Juan Mendez, Kofi Annan's special advisor on the prevention of genocide, told TIME that the targeting of minorities based solely on religion in Iraq, the extent of the violence there, the lack of central control, and the fact that Iraq has already experienced genocide, "constitute warning signs that we take very seriously." He stressed that those warning signs can be present in conflicts and never rise to the level of genocide, but that his office is watching the situation closely. If the situation in Iraq did deteriorate, Mendez said, "I would not hesitate to request armed troops to protect people" but, he added, it would have to be in a "different configuration" than what is there now.
Gregory Stanton, a professor of human rights at Virginia's University of Mary Washington, sees in Iraq the same troubling signs of preparation and execution of genocidal aims that he saw in the 1990s in Rwanda when he worked at the State Department. Sunni and Shiite militias are "trying to polarize the country, they're systematically trying to assassinate moderates, and they're trying to divide the population into homogenous religious sectors," Stanton says. All of those undertakings, he says, are "characteristics of genocide," and his organization, Genocide Watch, is preparing to declare the country in a "genocide emergency."
Though the term conjures up thoughts of enormous numbers of civilian dead, the quantity of victims is not the warning sign experts look for when considering the danger of genocide. Samantha Power, a professor at Harvard University's John F. Kennedy School of Government, says with Shi'ite and Sunni sub-groups already identifying and killing victims solely on the basis of their religious identity, "genocidal intent" is already present in Iraq. "When you drive up to a checkpoint and you're stopped and somebody pulls out your ID and determines whether you're a Sunni or a Shiite and takes you away and kills you because of that, there is a genocidal mentality afoot." The question, Power says, is how broadly that mentality will spread. Iraq has already seen one genocide in recent decades: Saddam Hussein stands accused of attempting to exterminate Kurds, the third largest group in the country.
While Power and Stanton both see a mounting danger of widespread genocide in Iraq, there is certainly not consensus on the threat. Other human rights organizations, like the Committee on Conscience at the U.S. Holocaust Museum and the International Crisis Group, do not see the conditions for genocide developing. Human Rights Watch, which is particularly restrictive in what it calls genocide, says it believes Iraq is not headed in that direction. Joost Hiltermann, who covers Iraq for the International Crisis Group, says that the biggest impediment to full-blown genocide is the fact that there are divisions between Shi'ite factions, which prevent them from uniting in a nationwide persecution of Sunnis.

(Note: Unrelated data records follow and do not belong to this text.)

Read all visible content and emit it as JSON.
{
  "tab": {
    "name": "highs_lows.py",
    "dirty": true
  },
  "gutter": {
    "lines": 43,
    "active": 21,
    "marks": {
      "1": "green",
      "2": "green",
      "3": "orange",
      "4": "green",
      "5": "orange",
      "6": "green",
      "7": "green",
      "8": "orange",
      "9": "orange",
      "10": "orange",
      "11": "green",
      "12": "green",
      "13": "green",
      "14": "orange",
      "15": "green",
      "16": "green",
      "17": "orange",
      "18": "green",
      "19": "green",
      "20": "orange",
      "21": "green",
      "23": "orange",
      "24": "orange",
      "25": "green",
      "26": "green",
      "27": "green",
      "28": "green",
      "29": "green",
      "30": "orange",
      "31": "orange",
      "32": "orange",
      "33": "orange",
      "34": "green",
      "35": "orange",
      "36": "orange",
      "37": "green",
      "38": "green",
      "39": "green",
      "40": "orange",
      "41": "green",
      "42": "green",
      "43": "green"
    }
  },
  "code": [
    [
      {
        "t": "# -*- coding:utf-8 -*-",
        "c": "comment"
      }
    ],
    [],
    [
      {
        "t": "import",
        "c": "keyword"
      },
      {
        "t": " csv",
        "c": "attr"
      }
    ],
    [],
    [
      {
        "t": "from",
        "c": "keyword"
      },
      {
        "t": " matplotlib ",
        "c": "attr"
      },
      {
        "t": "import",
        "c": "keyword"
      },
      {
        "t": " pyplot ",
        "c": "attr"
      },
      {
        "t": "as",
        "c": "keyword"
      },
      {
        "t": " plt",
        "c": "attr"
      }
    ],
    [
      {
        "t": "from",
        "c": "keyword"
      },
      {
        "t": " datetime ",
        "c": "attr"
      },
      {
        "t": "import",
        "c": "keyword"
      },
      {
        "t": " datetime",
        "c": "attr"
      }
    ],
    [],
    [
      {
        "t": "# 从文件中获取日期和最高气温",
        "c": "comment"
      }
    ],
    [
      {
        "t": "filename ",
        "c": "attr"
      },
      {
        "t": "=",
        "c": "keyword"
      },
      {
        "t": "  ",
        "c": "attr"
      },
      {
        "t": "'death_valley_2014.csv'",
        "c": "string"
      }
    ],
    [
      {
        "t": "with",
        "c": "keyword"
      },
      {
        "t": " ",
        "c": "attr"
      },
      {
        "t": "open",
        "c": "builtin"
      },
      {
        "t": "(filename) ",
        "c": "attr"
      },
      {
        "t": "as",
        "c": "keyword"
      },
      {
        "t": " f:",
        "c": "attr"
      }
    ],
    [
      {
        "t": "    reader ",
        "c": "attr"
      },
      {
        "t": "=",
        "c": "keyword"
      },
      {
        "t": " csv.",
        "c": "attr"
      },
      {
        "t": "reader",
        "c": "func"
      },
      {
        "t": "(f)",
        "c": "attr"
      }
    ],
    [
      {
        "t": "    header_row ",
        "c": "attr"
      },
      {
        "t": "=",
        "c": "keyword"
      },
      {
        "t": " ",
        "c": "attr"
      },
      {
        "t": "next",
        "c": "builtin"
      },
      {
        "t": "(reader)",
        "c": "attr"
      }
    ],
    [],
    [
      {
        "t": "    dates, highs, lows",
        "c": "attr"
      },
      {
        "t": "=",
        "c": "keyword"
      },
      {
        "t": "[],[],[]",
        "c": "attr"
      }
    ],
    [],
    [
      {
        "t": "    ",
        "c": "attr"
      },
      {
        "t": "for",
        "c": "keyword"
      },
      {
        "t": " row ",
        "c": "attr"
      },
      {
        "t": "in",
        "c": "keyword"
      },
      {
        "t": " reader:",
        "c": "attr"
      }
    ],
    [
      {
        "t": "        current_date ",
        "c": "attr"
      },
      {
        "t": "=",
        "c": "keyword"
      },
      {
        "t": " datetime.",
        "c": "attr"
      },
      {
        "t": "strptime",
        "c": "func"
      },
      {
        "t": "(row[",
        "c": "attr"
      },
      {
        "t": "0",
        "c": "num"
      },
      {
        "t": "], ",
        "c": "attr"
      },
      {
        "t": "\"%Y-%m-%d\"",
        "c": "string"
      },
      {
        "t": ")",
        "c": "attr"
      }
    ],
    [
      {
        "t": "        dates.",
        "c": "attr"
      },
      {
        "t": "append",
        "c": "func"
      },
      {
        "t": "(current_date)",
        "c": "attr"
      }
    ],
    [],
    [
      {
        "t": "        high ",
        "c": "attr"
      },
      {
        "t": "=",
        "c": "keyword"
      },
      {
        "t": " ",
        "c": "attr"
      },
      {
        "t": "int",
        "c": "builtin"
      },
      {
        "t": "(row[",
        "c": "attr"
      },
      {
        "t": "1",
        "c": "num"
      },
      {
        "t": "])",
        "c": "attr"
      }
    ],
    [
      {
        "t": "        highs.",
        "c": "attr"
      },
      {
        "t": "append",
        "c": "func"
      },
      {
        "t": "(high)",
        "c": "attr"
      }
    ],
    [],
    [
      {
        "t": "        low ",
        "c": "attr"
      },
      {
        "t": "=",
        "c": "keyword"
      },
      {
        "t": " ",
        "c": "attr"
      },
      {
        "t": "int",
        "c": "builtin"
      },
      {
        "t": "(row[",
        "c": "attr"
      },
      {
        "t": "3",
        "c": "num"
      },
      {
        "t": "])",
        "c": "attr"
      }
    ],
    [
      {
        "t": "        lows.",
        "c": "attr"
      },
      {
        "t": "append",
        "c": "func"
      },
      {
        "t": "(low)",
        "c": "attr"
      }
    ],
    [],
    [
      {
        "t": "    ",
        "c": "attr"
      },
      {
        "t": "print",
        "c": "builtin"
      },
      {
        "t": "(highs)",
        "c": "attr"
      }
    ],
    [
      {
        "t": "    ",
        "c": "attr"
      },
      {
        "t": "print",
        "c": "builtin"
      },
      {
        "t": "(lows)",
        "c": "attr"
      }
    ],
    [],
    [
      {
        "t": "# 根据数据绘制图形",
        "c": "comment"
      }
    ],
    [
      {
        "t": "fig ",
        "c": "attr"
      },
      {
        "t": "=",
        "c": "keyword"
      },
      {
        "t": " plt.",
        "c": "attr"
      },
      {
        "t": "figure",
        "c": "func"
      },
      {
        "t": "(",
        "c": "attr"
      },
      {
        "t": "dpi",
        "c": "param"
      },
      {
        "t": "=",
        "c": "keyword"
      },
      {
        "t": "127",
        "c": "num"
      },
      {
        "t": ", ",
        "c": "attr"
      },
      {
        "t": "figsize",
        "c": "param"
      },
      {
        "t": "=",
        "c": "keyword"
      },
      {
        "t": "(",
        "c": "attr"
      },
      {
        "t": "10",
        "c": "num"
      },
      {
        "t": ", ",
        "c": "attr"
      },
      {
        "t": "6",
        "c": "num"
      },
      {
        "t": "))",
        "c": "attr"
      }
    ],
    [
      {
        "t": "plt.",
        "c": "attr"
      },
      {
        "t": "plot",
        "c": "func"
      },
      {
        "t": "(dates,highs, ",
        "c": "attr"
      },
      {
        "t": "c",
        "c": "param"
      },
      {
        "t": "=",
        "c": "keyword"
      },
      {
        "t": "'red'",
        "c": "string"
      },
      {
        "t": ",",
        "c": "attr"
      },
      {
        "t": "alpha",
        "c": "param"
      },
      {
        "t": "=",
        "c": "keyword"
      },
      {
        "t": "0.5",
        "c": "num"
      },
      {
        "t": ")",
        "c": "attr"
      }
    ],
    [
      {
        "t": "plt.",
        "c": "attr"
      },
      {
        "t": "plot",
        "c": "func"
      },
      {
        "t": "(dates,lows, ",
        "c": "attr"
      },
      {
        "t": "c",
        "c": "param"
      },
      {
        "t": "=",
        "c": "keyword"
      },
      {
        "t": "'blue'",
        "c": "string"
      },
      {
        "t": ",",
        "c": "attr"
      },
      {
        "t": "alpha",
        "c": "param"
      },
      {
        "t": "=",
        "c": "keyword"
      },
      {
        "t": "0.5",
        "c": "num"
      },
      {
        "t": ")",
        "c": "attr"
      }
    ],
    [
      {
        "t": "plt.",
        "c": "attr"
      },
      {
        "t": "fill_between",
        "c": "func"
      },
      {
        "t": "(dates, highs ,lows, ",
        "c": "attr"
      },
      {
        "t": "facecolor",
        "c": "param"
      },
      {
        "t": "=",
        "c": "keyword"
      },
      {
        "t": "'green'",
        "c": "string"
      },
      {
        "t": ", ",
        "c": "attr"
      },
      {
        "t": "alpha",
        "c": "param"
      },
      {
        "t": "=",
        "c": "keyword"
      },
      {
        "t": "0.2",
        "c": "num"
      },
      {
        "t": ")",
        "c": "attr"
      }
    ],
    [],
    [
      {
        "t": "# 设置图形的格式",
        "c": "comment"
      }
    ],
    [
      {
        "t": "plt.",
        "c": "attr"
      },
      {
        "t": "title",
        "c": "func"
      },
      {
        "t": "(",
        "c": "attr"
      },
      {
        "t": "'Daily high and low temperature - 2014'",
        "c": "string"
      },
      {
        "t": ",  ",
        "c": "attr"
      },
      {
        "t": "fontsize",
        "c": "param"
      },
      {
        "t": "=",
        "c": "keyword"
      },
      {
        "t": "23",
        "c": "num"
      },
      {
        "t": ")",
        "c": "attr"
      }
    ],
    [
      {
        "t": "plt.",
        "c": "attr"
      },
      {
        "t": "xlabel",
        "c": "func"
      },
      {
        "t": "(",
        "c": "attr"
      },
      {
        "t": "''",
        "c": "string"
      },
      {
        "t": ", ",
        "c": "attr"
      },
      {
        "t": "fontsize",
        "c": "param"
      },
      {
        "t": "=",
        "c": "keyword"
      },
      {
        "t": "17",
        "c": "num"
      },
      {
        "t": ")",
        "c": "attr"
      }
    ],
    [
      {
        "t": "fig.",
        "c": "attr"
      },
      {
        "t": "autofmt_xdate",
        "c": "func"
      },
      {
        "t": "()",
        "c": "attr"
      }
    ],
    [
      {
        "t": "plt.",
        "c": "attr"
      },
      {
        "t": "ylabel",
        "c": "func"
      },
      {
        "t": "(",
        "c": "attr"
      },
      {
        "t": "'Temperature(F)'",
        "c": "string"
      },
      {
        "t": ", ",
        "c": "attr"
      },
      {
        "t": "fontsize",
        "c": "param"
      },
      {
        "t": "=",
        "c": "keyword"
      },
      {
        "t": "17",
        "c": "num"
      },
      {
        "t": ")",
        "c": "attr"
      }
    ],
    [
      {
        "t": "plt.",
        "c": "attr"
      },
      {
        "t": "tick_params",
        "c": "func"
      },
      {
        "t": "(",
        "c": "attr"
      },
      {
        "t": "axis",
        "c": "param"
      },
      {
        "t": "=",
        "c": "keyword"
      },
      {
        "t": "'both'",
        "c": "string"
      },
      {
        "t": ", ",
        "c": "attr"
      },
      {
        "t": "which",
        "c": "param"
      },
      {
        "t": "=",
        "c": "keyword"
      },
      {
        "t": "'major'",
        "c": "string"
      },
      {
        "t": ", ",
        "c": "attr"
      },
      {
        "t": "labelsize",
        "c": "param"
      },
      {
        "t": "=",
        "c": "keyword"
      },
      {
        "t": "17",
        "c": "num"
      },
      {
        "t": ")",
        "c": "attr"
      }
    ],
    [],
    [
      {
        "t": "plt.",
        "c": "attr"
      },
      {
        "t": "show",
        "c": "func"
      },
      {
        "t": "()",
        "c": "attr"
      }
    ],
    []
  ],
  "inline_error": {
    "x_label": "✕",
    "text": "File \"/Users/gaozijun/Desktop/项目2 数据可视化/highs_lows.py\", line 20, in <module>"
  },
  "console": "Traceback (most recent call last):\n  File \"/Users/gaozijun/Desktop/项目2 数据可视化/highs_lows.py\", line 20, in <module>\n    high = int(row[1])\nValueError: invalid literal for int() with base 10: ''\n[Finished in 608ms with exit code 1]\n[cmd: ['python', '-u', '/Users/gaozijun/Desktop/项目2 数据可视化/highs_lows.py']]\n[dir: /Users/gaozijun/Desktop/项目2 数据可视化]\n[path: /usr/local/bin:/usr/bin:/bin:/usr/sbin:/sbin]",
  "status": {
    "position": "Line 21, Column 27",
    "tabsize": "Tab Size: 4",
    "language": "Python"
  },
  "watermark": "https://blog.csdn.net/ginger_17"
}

Much of the debate over the possibility of widespread genocide in Iraq stems from differing interpretations of the 1948 United Nations convention on genocide. There, genocide is defined rather broadly as killing, seriously harming, restricting birth or attempting to destroy in whole or in part, "a national, ethnical, racial or religious group." Says University of Mary Washington's Stanton, "Anyone who says that's not happening in Iraq is burying their head in the sand." But others say the number of people in Iraq operating with the intention of eradicating people solely on the basis of their membership in a ethnic or religious group is too small to constitute genocidal intent.
Stanton, Power, and a variety of politicians and foreign policy experts in Washington, including Sen. Jack Reed of Rhode Island, worry that a U.S. pullout would only heighten the dangers of genocide. Some observers have held up Vietnam's long road to stability as a possible model for Iraq, after American troops leave. But says Power, "When you discuss what is left in America's wake you have to acknowledge that Saigon is not the only scenario that is hanging in our midst. What about the Rwanda scenario?" In Rwanda, the 1994 genocide that had been brewing only broke into full bloom after the withdrawal of U.N. peacekeeping forces.
While the genocide convention is relatively explicit about obligating its signatories to intervene to prevent genocide where it is occurring or preparing to occur, more often than not the world has declined to do so. And no one seriously believes that if widespread genocide unfolded in Iraq that the U.S. would be able to do anything about it. "The arc of humanitarian intervention has already been killed by Iraq for at least a generation," says Power. The clearest example of that is in Sudan. The United States has declared that genocide against the inhabitants of the Darfur region is under way, but there is no indication of possible military or humanitarian intervention to halt it.